There is a huge focus on the climate crisis and the financial services sector holds the key, says The Time for Timber campaign. The campaign has been founded to directly target the financial and insurance industries, to counter the misconceptions around timber and deliver a compelling narrative about its place in the sustainable buildings of our future.
Oliver Schofield, Director at Lignum Risk Partners, spoke to Time for Timber about the role the insurance industry can play in enabling a wider use of timber in construction, by de-risking its use.
In the film, Oliver draws on his career as an alternative risk transfer specialist, and his recent work with Lignum to discuss the issue and possible routes to a solution.
Oliver specialises in putting together new capital solutions for uninsurable or hard to insure risk exposures. With ambitious targets set for the UK to reach carbon net zero by 2050, timber is the primary building material that will help the country reach its targets: it is sustainable, replenishable, and can be positively recycled at the end of use.
“The problem that timber has in the market in the UK is that there is insufficient knowledge when it comes to being able to underwrite and price timber in construction in the most appropriate manner”
Timber has been used successfully around the world in construction for many decades, and that data exists, within architectural firms, engineering firms, with international insurance and reinsurance firms and in risk consultancy firms and construction consultancy firms, so that data is there. Trying to ensure that that data is brought into the UK has proved a major stumbling block so far.

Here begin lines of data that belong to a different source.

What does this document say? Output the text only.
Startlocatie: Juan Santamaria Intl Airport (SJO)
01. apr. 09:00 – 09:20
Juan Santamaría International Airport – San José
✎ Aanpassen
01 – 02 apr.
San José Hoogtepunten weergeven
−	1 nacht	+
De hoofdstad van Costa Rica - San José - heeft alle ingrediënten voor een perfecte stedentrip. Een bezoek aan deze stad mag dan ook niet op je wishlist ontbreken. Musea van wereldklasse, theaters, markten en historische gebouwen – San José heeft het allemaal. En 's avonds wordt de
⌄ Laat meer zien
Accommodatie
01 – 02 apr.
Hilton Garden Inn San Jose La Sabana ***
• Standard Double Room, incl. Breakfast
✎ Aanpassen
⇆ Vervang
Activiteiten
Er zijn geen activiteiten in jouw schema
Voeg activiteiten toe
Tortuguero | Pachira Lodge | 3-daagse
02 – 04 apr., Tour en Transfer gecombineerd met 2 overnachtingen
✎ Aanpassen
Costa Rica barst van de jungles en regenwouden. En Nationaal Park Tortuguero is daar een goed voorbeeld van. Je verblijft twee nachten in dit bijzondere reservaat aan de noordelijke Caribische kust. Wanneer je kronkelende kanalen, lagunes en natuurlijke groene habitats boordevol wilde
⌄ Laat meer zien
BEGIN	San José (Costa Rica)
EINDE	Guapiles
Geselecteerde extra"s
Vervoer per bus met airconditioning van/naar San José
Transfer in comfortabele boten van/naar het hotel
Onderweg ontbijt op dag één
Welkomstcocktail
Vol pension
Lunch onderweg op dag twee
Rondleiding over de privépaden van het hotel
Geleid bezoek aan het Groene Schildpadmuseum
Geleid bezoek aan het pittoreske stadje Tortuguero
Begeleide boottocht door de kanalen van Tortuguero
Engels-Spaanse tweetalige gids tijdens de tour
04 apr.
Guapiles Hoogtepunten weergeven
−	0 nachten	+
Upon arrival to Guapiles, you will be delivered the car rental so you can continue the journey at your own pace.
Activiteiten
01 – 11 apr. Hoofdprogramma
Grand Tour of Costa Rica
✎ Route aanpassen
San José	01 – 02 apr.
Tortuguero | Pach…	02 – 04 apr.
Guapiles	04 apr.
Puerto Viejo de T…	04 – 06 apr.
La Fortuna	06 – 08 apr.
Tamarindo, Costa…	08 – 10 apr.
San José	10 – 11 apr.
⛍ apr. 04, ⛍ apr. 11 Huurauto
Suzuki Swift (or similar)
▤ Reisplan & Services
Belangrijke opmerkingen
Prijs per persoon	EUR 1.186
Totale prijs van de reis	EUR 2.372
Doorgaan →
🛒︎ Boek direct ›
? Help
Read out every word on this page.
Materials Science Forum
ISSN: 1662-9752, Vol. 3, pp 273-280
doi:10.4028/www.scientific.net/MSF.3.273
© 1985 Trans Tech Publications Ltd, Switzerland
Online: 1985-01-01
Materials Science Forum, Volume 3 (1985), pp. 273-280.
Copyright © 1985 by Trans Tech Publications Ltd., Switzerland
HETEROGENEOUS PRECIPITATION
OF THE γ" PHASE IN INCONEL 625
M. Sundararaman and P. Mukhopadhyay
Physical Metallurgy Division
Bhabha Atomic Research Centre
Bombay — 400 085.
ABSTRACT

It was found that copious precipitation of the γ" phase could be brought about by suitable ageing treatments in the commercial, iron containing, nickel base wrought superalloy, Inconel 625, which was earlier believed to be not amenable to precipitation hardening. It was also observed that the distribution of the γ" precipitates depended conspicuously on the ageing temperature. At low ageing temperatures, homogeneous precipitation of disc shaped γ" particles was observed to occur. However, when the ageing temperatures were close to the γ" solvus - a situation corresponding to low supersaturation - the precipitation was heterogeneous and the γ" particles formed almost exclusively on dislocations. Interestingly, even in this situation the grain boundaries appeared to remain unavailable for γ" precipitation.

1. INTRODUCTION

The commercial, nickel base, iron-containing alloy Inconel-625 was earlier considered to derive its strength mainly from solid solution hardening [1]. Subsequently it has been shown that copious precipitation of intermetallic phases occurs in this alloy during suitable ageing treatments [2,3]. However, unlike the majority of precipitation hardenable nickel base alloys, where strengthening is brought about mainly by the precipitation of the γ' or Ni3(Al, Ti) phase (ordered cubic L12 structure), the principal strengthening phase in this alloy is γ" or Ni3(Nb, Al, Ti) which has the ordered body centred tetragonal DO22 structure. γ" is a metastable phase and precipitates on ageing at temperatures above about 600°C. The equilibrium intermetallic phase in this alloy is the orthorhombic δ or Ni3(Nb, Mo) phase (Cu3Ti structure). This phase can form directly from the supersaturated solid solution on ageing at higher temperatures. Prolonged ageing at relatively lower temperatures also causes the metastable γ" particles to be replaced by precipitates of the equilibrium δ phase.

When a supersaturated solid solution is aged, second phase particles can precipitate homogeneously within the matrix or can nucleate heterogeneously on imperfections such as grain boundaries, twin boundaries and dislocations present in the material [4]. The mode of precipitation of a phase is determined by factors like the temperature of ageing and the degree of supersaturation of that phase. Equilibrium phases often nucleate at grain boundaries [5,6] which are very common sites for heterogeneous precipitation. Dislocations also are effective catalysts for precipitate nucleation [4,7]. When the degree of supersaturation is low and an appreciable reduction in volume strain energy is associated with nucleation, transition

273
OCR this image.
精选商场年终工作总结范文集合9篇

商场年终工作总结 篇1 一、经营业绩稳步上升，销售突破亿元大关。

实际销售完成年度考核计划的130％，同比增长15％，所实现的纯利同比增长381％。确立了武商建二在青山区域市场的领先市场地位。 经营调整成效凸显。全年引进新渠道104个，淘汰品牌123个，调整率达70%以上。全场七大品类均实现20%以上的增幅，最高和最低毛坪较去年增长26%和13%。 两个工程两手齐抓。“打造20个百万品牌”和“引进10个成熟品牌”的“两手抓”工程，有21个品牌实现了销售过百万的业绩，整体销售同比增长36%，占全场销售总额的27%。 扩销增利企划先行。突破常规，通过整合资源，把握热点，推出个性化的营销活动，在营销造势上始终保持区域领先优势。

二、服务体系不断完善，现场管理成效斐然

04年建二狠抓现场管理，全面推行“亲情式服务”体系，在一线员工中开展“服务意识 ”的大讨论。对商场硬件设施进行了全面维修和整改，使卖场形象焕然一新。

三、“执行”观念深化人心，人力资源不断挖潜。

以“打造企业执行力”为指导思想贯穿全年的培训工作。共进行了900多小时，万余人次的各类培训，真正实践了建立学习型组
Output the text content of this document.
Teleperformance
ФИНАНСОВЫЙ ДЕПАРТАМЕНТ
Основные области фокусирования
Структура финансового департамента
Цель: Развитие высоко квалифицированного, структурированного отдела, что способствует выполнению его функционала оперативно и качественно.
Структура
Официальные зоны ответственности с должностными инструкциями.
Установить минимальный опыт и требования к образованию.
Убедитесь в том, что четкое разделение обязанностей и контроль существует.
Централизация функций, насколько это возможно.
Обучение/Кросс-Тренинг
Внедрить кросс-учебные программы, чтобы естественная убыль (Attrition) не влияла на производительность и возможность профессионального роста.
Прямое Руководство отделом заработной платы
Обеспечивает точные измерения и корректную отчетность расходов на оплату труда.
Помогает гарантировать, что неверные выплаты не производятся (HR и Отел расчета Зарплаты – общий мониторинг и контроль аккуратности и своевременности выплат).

However, the data that exists can inform the insurance industry, closing the disparity between the UK and how other countries insure timber. In order to increase knowledge, we need to get the construction and insurance industries to come together to share their knowledge, data and experiences in the UK for the benefit of being about to push the use of timber for construction.
We all have an ability as businesses and individuals to reduce our carbon footprint and drive towards net zero where we can. Lignum Risk Partners have been trying to start a conversation where people can share ideas in a very open way and within constraints of project confidentiality. Finding a common problem - such as the unavailability of insurance for the use of timber in construction - will help people to come together to garner a solution for the common good.